In 2020 she created the digital archive of the 4th World Congress of Psychogeography, and received a grant from the Centre del Carme Cultura Contemporània to facilitate visual and live art workshops for people at risk of exclusion. Between 2017 and 2019 she wrote for Art Practical, completed a curatorial internship at the Media and Performance department at MoMA and a development & fundraising internship at Southern Exposure. As many other fellow art-related practitioners, she’s a moonlighter too.
Jody Oberfelder has created a vast array of performance works and films. which explore a myriad of presentational formats. Her goal is to expand the scope of how one experiences dance, surprising audiences by taking them on a journey through theatrical environs, historical habitats, or ordinary places. Her immersive body trilogy: 4Chambers, The Brain Piece, Madame Ovary were performed on Governors Island in an historic house, New York Live Arts, and the Flea Theater. In May 2021 the company will perform in the prestigious Dance Munich Festival “Walking to Present and a seven-person version of Life Traveler, a pop-up piece performed in public space, provoking pause in the midst of everyday life so as to contemplate intimate journeys. Her athletic and visually tantalizing pieces include a solo concert at PS 122, and company works: Tangram 2004, Moved, Social Dances , The Story Thus Far, The Title Comes Last, Approaching Climax, Dido & Aeneas 2008, Soldier’s Tale, Kurt Weill’s Zaubernacht, and Castle Walk, a danced-through tour of a Baroque Palace in Portugal.
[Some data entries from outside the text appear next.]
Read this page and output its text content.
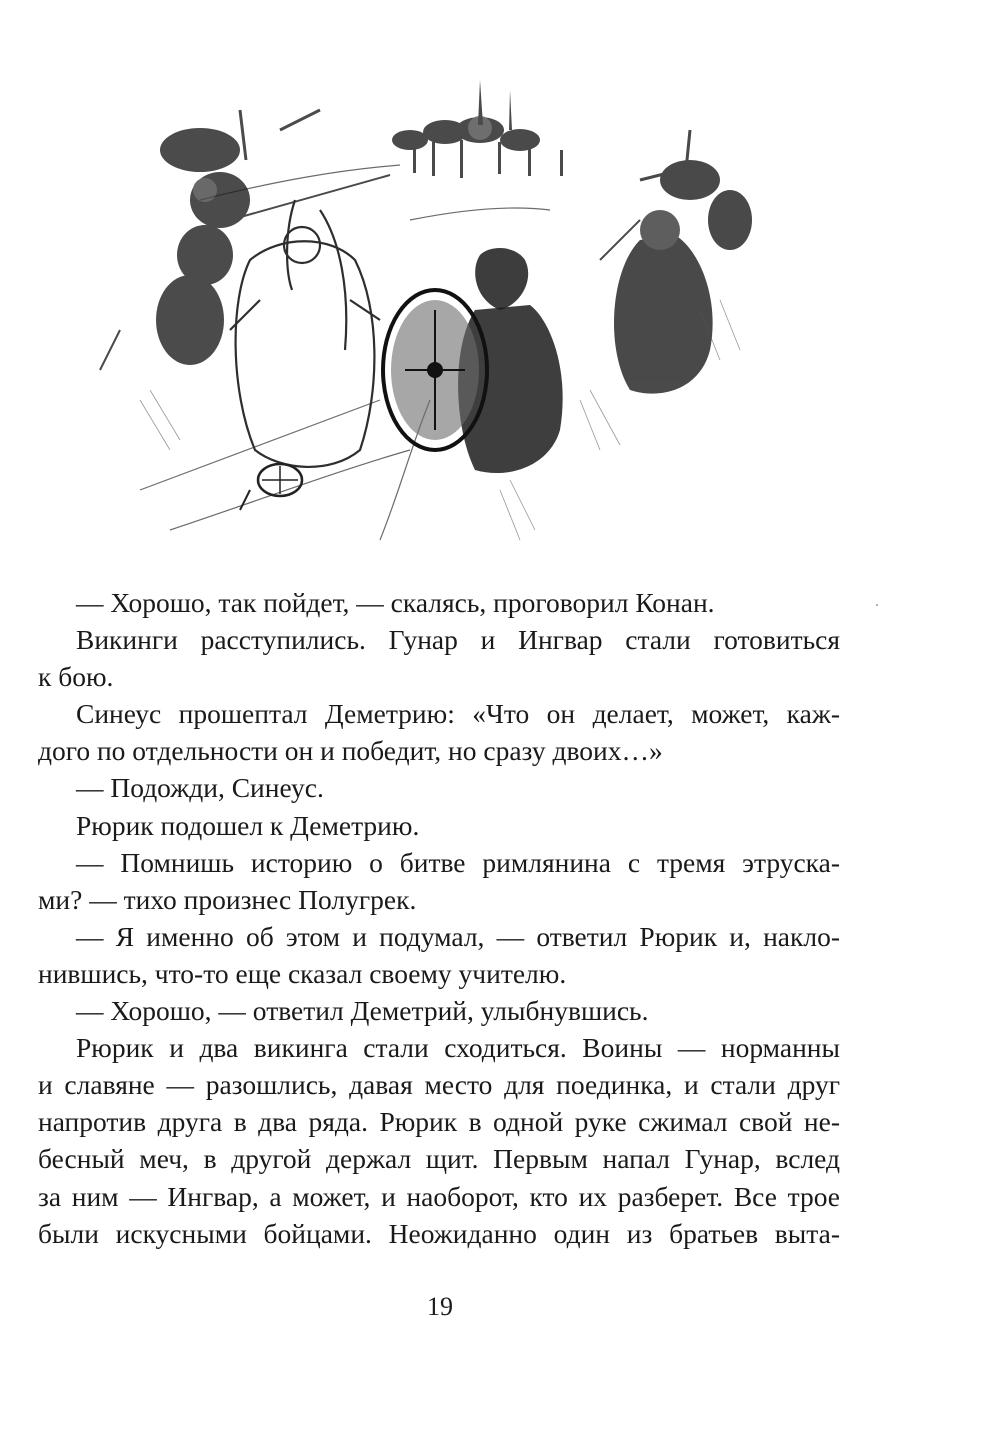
— Хорошо, так пойдет, — скалясь, проговорил Конан.
Викинги расступились. Гунар и Ингвар стали готовиться
к бою.
Синеус прошептал Деметрию: «Что он делает, может, каж-
дого по отдельности он и победит, но сразу двоих…»
— Подожди, Синеус.
Рюрик подошел к Деметрию.
— Помнишь историю о битве римлянина с тремя этруска-
ми? — тихо произнес Полугрек.
— Я именно об этом и подумал, — ответил Рюрик и, накло-
нившись, что-то еще сказал своему учителю.
— Хорошо, — ответил Деметрий, улыбнувшись.
Рюрик и два викинга стали сходиться. Воины — норманны
и славяне — разошлись, давая место для поединка, и стали друг
напротив друга в два ряда. Рюрик в одной руке сжимал свой не-
бесный меч, в другой держал щит. Первым напал Гунар, вслед
за ним — Ингвар, а может, и наоборот, кто их разберет. Все трое
были искусными бойцами. Неожиданно один из братьев выта-
19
Oberfelder has performed the works of Phyllis Lamhut, Meredith Monk and Ping Chong, Asad Raza (Whitney Biennial 2017), Steve Paxton (MoMA 2012) and Simone Forti (MoMA: Judson Church: The Work is Never Done) 2018-2019, and Sheryl Oring (Brooklyn Public Library 2020). Jody Oberfelder Projects impact the field by taking traditional notions of choreography and using them to create worlds where everyone is a participant.
Stefano Cossu built and used many pinhole cameras, wrote an unpublished tour diary of Los Angeles dance clubs, organized theater workshops in occupied Palestine, photographed wild rabbits at night in Chicago, raised money for a monument to Adolf Wölfli by gambling, raised an Invisible Hen in Stuttgart, and wrote poetry in terza rima and limericks on a couch from the Salvation Army. He currently engineers information systems for cultural heritage organizations, practices Judo, is drawing his own mind map, and doesn’t know where to go next.